Huh. It still seems wildly premature at this point. In between cost, difficulty of use, and limited utility at the moment, I don't see many uses in home construction/repair quite yet. I mean, living in an old house where many elements are non-standard and custom solutions are required, I can think of all sorts of potential uses. But either the cost means that other alternatives are cheaper, the lack of files makes it impossible (there's just not yet the critical mass of users to provide just the right files you need for a particular purpose), and the limits in size and/or material just don't allow it (being able to print out custom moulding, or being able to print in plaster, for example, would be amazing).
I read the headline as "Makeouts now on sale at Home Depot."
The press release doesn't seem to have much detail, but it points to homedepot.com/makerbot which does.
As far as I can tell, they're selling a couple models of Makerbot, the scanner, and a variety of different colored reels of filament. They don't seem to have it set up like a key-making system where you can come in and print your own design on their printer, like having a catalog of all sorts of random little gears and parts you can build there, it's strictly buying the whole hardware yourself.
And I thought it was amazing enough that Home Depot has a whole section in the tools department that's just frikken' lasers.
I need a 3D Printer because, using the standard mountings, I can't get my frikken' lasers to attach to my sharks properly.
That's a common problem with nonstandard sharks.
Even though I expect sales to be pretty low right now, this is a big step toward making 3D printing something that more folks are more aware of and a brilliant move for Makerbot. At a couple of grand, they're probably not going to sell all that many at any given store. But having them out there for sale where people can see them and what they can do and get inspired about them is definitely powerful advertising at this point, especially looking toward the future as the tech gets cheaper.
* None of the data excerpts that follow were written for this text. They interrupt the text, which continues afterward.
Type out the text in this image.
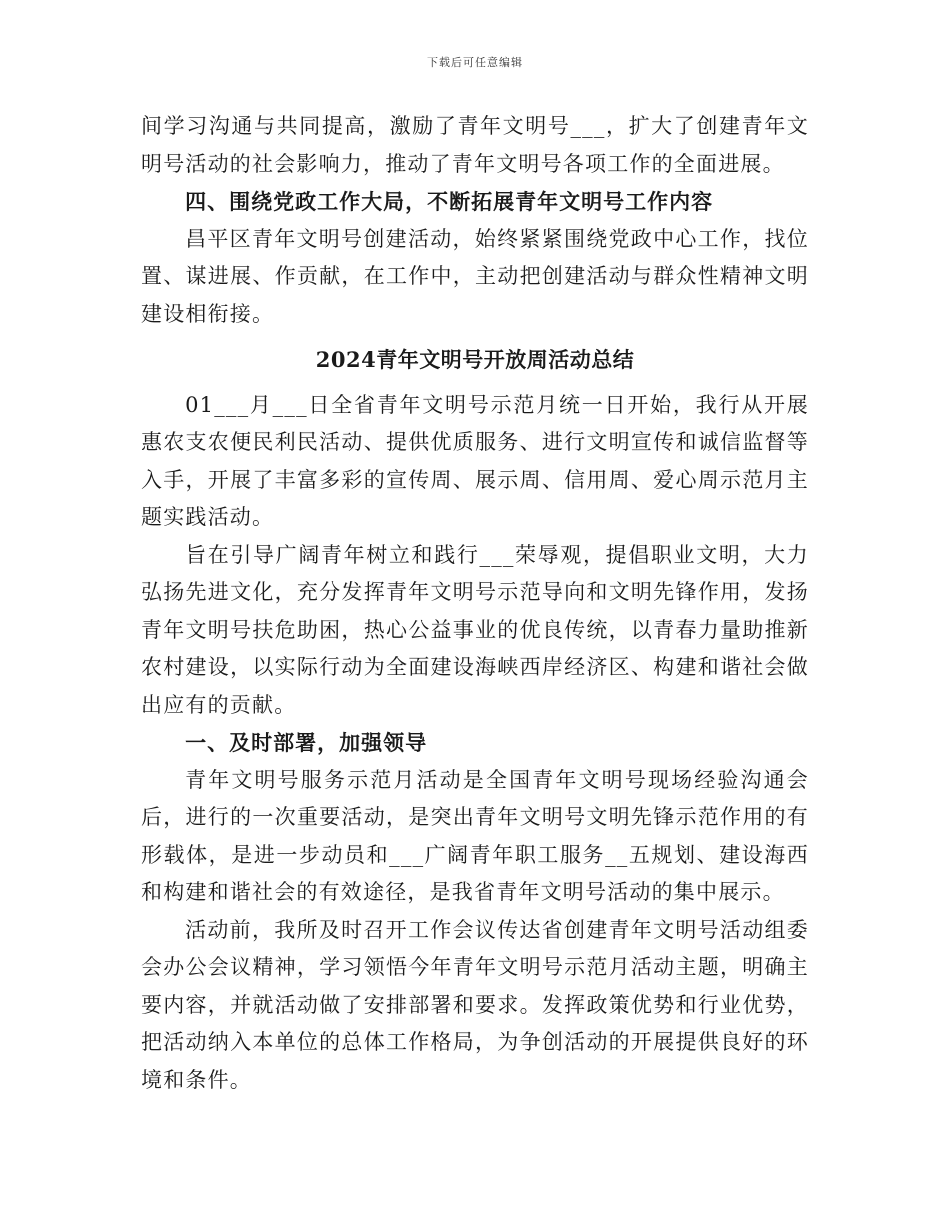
下载后可任意编辑

间学习沟通与共同提高，激励了青年文明号___，扩大了创建青年文明号活动的社会影响力，推动了青年文明号各项工作的全面进展。

四、围绕党政工作大局，不断拓展青年文明号工作内容

昌平区青年文明号创建活动，始终紧紧围绕党政中心工作，找位置、谋进展、作贡献，在工作中，主动把创建活动与群众性精神文明建设相衔接。

2024青年文明号开放周活动总结

01___月___日全省青年文明号示范月统一日开始，我行从开展惠农支农便民利民活动、提供优质服务、进行文明宣传和诚信监督等入手，开展了丰富多彩的宣传周、展示周、信用周、爱心周示范月主题实践活动。

旨在引导广阔青年树立和践行___荣辱观，提倡职业文明，大力弘扬先进文化，充分发挥青年文明号示范导向和文明先锋作用，发扬青年文明号扶危助困，热心公益事业的优良传统，以青春力量助推新农村建设，以实际行动为全面建设海峡西岸经济区、构建和谐社会做出应有的贡献。

一、及时部署，加强领导

青年文明号服务示范月活动是全国青年文明号现场经验沟通会后，进行的一次重要活动，是突出青年文明号文明先锋示范作用的有形载体，是进一步动员和___广阔青年职工服务__五规划、建设海西和构建和谐社会的有效途径，是我省青年文明号活动的集中展示。

活动前，我所及时召开工作会议传达省创建青年文明号活动组委会办公会议精神，学习领悟今年青年文明号示范月活动主题，明确主要内容，并就活动做了安排部署和要求。发挥政策优势和行业优势，把活动纳入本单位的总体工作格局，为争创活动的开展提供良好的环境和条件。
They will have registered on people's mental radar, both that 3D home printing exists and is nifty, and that Makerbot will be the name they mostly associate with it.
It feels kind of like exposing people to the internet, circa 1992. It's expensive, tricky to use, and of limited utility for most people at this point. I suspect the response will largely be, "I suppose that's interesting, but that's clearly not for me." The tech just isn't there yet.
Home depot, sell me one that can print various steel alloys, and we'll be in business!